Your Simulation Runs but Solves the Wrong Physics: PDE-Grounded Intent Verification for LLM-Generated Multiphysics Simulation Code
Researchers present a method to verify that LLM-generated simulation code solves the intended physics equations, not just that it executes successfully. They introduce Intent Fidelity Score (IFS) to structurally compare generated PDEs against user intent, and demonstrate on 220 multiphysics cases that execution-only validation misses 39-40% of cases solving incorrect physics.
The research exposes a critical blind spot in AI code generation evaluation: execution success does not guarantee correctness for scientific simulation. While a generated MOOSE input file may run, mesh, and converge numerically, it can encode fundamentally different governing equations than intended. This comprehension-generation gap represents a silent failure mode invisible to standard testing practices.
The work builds on the compositional structure of MOOSE's Kernel and BC objects to deterministically reconstruct encoded PDEs and compare them against formal intent contracts. The Intent Fidelity Score provides granular structural metrics covering governing terms, boundary conditions, initial conditions, coefficients, and time schemes. Testing on MooseBench, a 220-case benchmark with PDE-level ground truth, demonstrates that direct LLM generation consistently produces correct code at lower rates than execution suggests. On harder cases where direct generation fails (IFS < 0.7), iterative refinement using deterministic violation reports recovers +0.22 to +0.41 absolute IFS.
The deployment audit reveals that execution-only repair strategies, commonly used in practice, improve runability while leaving roughly 40% of cases solving incorrect physics.
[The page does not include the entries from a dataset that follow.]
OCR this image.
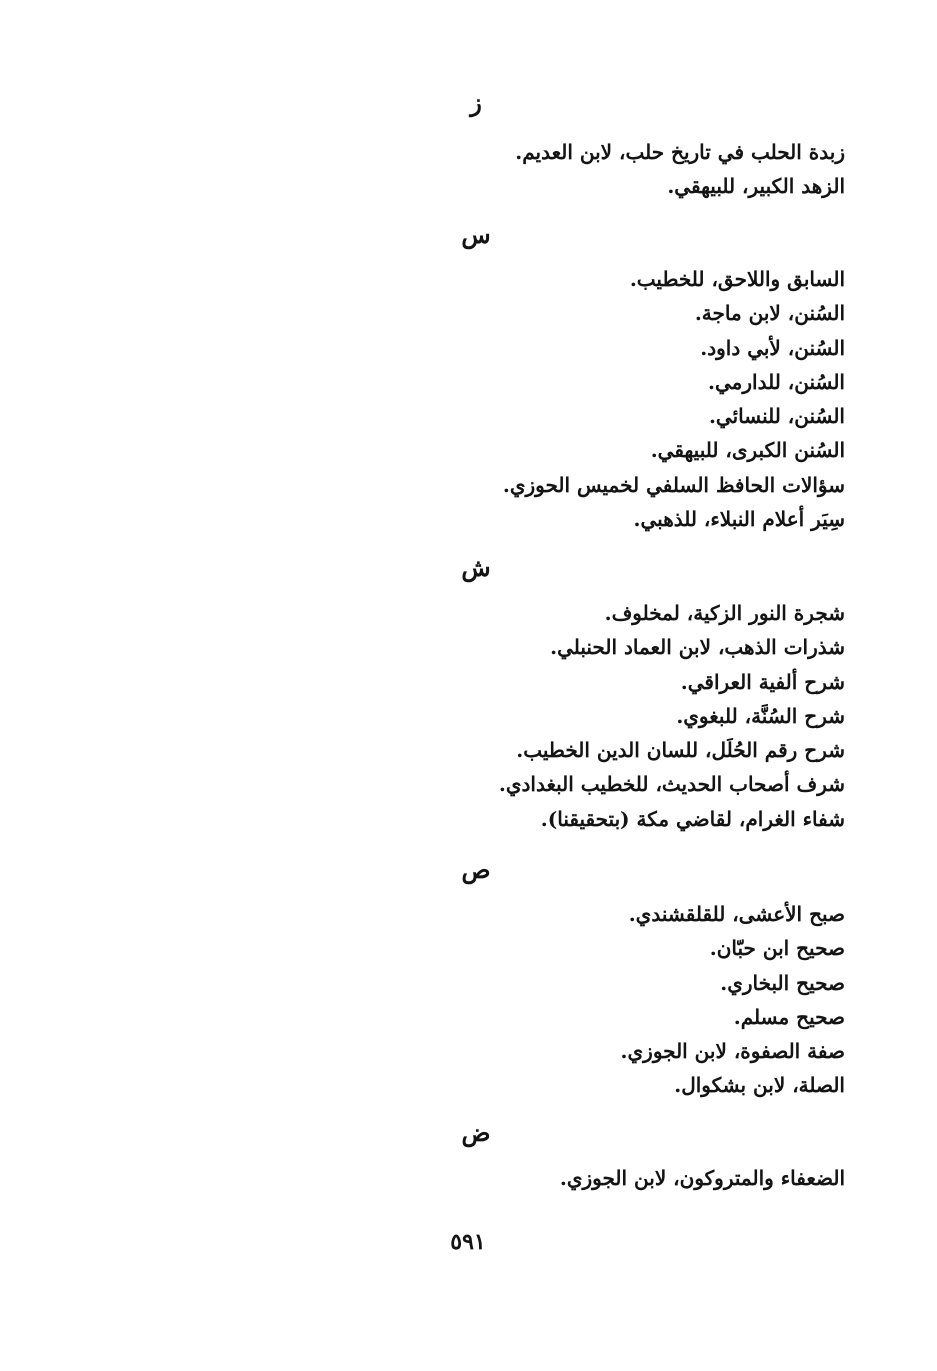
ز
زبدة الحلب في تاريخ حلب، لابن العديم.
الزهد الكبير، للبيهقي.
س
السابق واللاحق، للخطيب.
السُنن، لابن ماجة.
السُنن، لأبي داود.
السُنن، للدارمي.
السُنن، للنسائي.
السُنن الكبرى، للبيهقي.
سؤالات الحافظ السلفي لخميس الحوزي.
سِيَر أعلام النبلاء، للذهبي.
ش
شجرة النور الزكية، لمخلوف.
شذرات الذهب، لابن العماد الحنبلي.
شرح ألفية العراقي.
شرح السُنَّة، للبغوي.
شرح رقم الحُلَل، للسان الدين الخطيب.
شرف أصحاب الحديث، للخطيب البغدادي.
شفاء الغرام، لقاضي مكة (بتحقيقنا).
ص
صبح الأعشى، للقلقشندي.
صحيح ابن حبّان.
صحيح البخاري.
صحيح مسلم.
صفة الصفوة، لابن الجوزي.
الصلة، لابن بشكوال.
ض
الضعفاء والمتروكون، لابن الجوزي.
٥٩١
This separates executability from intent fidelity as distinct failure modes. Proof-of-concept experiments across four PDE-oriented domain-specific languages (UFL/FEniCS, FreeFEM, FiPy, Devito) suggest the reconstruction pattern generalizes beyond MOOSE.
For scientific computing and engineering applications relying on LLM-generated simulation code, this work establishes that mathematical correctness requires verification against encoded physics structure, not acceptance based on successful execution alone. Organizations deploying AI for scientific simulation must adopt verification layers that validate semantic correctness at the PDE level.
- βExecutable simulation code frequently encodes incorrect physics while passing execution tests, creating a hidden failure mode in LLM-generated scientific code.
- βIntent Fidelity Score provides deterministic structural verification of PDEs by reconstructing equations from code and comparing against formal intent contracts.
- βIterative refinement using PDE-level violation reports recovers 0.22-0.41 absolute IFS on hard cases where direct generation fails below 0.7 fidelity.
- βExecution-only repair strategies leave 39-40% of generated simulation code solving wrong physics despite successful convergence.
- βPDE-grounded verification patterns generalize across multiple domain-specific languages including FEniCS, FreeFEM, FiPy, and Devito.